History, as an academic discipline, is focused on “the evidence”. For someone interested in the early middle ages that means source analysis becomes an obligatory part of the activity. But that source analysis quickly disappears into numerous areas of specialisation, each with its own arcane rules and practices. Of course if you’re suffering from “we don’t need experts” you can ignore all this and crash around in your own preferred version of the past, believing whatever suits you.

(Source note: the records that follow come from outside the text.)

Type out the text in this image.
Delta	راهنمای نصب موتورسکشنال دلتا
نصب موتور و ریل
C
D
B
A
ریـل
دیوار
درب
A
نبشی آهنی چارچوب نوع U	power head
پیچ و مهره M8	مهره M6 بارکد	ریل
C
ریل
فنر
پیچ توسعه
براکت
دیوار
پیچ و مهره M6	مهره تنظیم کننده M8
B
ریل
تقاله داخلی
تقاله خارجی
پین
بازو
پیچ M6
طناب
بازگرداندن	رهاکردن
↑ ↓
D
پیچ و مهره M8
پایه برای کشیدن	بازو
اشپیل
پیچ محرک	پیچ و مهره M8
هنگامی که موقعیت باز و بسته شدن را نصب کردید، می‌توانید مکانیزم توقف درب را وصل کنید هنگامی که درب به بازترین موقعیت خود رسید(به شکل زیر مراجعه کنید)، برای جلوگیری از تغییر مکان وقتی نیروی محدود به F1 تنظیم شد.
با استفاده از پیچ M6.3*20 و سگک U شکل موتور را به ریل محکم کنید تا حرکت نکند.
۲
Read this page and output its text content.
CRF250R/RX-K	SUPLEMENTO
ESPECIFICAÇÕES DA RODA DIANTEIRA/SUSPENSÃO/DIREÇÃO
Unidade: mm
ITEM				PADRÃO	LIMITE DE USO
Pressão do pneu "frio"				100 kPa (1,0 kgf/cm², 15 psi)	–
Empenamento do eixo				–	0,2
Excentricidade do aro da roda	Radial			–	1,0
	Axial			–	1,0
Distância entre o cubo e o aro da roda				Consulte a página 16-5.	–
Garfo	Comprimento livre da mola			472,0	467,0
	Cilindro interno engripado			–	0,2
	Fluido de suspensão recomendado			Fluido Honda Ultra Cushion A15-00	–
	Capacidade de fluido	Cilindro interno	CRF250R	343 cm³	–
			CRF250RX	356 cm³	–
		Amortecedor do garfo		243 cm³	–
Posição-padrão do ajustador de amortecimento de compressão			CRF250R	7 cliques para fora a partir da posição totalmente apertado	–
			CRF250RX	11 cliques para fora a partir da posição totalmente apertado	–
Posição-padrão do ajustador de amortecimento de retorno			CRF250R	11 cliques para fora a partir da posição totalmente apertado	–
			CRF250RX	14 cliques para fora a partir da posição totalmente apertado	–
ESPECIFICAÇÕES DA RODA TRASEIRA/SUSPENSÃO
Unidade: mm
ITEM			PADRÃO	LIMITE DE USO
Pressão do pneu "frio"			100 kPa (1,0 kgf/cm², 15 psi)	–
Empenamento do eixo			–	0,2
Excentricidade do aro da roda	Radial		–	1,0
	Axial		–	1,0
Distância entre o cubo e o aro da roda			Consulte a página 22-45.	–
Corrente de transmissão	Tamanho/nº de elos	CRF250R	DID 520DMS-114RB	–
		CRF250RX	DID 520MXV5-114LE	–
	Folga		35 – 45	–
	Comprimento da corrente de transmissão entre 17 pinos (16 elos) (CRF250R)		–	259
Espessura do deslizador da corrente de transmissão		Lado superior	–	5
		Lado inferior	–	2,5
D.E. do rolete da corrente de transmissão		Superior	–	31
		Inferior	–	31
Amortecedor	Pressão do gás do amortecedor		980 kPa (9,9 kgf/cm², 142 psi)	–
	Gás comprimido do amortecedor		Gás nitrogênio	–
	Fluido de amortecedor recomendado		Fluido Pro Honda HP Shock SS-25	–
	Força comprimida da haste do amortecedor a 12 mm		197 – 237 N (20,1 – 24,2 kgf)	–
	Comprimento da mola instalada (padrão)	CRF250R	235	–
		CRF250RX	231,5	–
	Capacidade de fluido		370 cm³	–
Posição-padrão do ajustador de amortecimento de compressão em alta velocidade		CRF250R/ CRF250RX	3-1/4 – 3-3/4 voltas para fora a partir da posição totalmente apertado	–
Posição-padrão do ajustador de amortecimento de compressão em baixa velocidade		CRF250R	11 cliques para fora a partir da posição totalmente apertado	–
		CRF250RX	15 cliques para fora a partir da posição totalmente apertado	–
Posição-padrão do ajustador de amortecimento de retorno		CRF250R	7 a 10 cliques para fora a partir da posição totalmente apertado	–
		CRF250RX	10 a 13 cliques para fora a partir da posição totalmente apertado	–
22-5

However, whichever discipline of history you subscribe to and practise limits what you can see. A good historian is aware of this. An archaeologist who wasn’t wedded to a fifty minute TV spot and the possibility of a lucrative book tie in would remember that were he or she to excavate the site of the Crucifixion of Jesus of Nazareth, the “evidence” would be three stains in the ground to show the post holes. Nothing in the excavation would be able to explain the significance of that site or the impact it had on world history. (Which makes you wonder what Francis Pryor thought he was doing writing “Britain AD: In Search of King Arthur.” Which is a silly book.)
However (number two) focused on "Evidence", it's easy to forget that any document is one moment of stability nailing down the swirling ebb and flow of rumour and fear and guesswork and ignorance. Everybody knows that not everything gets recorded even now; how much less in the fifth and six centuries. Because it wasn't written down doesn't mean it didn't happen. And everybody knows that not all the evidence survived and everybody knows that survival is no guarantee of the quality or importance of the evidence.
Two examples: when the Anglo-Saxon Chronicle records the arrival of the first ships of the Northmen in 797, all that entry means is that this is the first arrival that has been noted and remembered and brought to the awareness of the writer. To give another example, we know the Romans in Britain were using Germanic mercenaries long before 450 AD, the traditional date of their arrival, but that doesn't mean someone didn't call in three ship loads led by a man called Horse who turned on his employer.
If we can't find Arthur in the remaining evidence, the irony is that it doesn't mean he didn't exist.
Because the oddity, or the paradox, is that if there is no evidence to prove Arthur existed; there is no surviving evidence can prove he didn’t. And while in historical terms the burden of proof has to be on the people asserting that he did, in that wonderful little gap marked by the semi colon, the creative imagination is free to ramble.